Tremiam-me as pernas como se a temperatura, por magia, se tivesse tornado glacial. Respirei fundo. Ouvi algo estranho, um som abafado meio gutural, como se saído das entranhas da terra. "Posso saber o que se passa aqui?" Falei, acho que fui eu quem falou aquilo, porque o Carlos Calmeirão olhou para mim irritado e disse: "Este patife hoje vai apanhar. Vá para casa, isto não é coisa para as mulheres se meterem."

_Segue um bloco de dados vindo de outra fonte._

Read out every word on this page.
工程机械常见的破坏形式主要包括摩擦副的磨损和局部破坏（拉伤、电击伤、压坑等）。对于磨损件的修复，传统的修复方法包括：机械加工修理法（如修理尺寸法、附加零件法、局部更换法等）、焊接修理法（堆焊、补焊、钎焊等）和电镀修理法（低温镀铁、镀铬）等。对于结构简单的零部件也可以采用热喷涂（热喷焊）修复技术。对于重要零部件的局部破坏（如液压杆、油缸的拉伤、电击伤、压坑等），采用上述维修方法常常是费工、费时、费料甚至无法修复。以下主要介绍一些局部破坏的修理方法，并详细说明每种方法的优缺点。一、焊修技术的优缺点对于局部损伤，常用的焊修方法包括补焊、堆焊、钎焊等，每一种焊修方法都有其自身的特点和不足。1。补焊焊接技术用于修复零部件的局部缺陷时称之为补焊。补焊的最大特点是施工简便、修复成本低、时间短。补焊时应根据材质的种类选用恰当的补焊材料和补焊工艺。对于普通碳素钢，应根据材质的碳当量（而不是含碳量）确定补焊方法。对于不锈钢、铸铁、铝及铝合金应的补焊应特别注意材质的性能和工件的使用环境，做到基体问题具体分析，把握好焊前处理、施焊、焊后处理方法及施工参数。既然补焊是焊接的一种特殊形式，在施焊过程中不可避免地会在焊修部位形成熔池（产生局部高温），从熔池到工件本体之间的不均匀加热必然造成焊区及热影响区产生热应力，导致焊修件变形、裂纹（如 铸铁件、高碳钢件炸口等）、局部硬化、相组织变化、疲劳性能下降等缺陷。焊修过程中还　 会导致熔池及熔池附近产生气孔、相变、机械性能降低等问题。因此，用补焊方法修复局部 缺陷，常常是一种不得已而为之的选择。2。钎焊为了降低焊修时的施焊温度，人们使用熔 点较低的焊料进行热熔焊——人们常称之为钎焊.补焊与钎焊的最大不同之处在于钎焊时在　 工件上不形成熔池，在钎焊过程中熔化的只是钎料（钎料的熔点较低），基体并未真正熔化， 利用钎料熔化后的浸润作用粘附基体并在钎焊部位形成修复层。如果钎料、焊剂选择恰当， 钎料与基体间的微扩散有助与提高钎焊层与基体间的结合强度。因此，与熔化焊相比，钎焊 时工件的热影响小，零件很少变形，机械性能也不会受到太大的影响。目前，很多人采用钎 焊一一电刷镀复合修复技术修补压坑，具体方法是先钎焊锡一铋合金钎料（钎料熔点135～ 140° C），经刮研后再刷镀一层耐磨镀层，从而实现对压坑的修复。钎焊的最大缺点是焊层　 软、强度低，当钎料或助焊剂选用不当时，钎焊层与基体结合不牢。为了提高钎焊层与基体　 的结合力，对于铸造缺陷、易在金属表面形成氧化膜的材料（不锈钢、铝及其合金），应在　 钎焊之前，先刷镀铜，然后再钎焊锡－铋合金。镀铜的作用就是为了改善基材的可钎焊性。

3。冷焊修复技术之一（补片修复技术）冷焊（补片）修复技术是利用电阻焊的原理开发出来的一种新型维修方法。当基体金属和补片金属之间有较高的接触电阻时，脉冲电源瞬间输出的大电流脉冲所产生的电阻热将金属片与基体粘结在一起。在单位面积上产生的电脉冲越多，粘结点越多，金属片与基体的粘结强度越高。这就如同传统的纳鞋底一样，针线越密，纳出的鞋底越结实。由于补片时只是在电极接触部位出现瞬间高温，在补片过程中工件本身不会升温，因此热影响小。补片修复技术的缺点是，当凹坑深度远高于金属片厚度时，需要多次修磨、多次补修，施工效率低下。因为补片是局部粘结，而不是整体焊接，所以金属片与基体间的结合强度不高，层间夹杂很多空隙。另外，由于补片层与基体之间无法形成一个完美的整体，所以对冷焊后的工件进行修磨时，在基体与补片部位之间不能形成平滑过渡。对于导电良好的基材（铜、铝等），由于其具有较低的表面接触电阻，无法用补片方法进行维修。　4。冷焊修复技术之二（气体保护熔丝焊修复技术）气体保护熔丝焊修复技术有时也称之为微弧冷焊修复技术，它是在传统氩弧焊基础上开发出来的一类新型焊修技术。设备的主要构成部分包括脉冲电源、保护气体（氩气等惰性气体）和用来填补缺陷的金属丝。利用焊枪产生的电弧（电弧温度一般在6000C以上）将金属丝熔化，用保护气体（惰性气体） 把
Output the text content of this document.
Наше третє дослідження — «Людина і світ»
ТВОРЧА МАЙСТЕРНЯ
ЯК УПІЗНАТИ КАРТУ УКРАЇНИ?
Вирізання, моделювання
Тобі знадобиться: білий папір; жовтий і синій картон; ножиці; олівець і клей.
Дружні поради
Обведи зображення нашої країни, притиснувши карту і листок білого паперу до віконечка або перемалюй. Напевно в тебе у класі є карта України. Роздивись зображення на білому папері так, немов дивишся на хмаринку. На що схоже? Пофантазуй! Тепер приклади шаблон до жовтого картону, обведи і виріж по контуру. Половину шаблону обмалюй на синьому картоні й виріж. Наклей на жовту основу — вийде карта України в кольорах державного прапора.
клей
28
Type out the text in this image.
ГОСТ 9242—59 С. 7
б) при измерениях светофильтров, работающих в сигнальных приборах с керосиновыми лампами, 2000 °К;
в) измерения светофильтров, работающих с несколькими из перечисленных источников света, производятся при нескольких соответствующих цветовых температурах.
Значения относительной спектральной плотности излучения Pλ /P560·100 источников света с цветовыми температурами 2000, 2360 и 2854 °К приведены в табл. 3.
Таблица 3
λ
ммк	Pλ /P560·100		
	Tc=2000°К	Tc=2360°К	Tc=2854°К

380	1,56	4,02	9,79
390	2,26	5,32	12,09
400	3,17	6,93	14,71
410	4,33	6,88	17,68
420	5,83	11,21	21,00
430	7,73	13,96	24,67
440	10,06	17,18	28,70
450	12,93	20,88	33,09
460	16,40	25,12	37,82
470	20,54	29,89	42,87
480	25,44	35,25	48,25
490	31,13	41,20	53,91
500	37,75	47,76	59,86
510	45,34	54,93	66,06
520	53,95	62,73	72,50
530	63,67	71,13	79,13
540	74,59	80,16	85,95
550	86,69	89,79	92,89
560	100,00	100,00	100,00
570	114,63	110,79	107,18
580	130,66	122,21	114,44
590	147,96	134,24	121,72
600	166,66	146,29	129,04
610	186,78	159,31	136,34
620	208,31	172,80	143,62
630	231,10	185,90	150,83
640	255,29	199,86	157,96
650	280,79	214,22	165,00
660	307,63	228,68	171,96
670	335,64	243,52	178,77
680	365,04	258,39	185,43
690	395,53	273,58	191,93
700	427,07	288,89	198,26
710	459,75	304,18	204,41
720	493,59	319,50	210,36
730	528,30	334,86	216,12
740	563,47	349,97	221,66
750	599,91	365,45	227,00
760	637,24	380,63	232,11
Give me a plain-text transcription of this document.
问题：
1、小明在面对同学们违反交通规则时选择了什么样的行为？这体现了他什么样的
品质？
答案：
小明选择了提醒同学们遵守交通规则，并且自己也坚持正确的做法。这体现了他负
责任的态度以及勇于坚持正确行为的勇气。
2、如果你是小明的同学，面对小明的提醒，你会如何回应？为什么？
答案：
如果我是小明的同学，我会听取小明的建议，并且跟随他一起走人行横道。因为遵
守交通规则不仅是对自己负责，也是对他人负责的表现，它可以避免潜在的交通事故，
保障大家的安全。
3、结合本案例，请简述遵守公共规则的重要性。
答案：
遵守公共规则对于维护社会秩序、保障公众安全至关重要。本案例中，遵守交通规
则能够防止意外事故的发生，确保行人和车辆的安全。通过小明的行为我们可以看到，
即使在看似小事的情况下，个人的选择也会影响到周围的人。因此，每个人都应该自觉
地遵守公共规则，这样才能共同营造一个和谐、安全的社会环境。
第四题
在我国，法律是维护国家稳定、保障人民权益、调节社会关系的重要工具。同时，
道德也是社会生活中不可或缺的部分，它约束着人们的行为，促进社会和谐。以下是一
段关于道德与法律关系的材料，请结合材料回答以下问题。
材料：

Não sei bem o que me deu. Ainda hoje estou para saber como consegui empurrar o Calmeirão e dizer ao meu irmão para sair debaixo da furgoneta. "Ele bate-me, mana!" "Não bate, que eu não deixo." "Ai não? Vamos lá ver se não lhe bato." "Então toque-lhe só que eu quero ver. Vá, toque-lhe lá, que vai ver o que lhe acontece."

O miúdo saiu do esconderijo a tremer e ficou atrás de mim. "Dê-me a bola se faz favor. Não é sua!"

Já com a bola na mão agarrei o meu irmão por um braço e levei-o para casa. Tremia tanto, mas tanto que nem sei como subi as escadas sem me ir abaixo das pernas, mas creio, ou tenho mesmo a certeza, que fiz o último patamar a gatinhar. Se o Carlos Calmeirão lhe batesse eu fazia o quê? Nada! O que podia eu contra um tipo que fazia dois de mim? Não sei como, nunca saberei, mas funcionou!

A verdade é que durante todo o tempo que morei com os meus pais até casar, o Carlos Calmeirão baixava os olhos sempre que passava por mim.

Lembrei-me deste episódio das minhas recordações mais delirantes quando lia à minha neta a história do Alfaiate Valente: "Matei sete duma vez!" Senti-me Indómita, indomável, inevitável... mesmo que se tivesse tratado apenas de moscas como as que me zurziam na garganta, me derretiam as pernas e me empurravam na direcção daquele adamastor.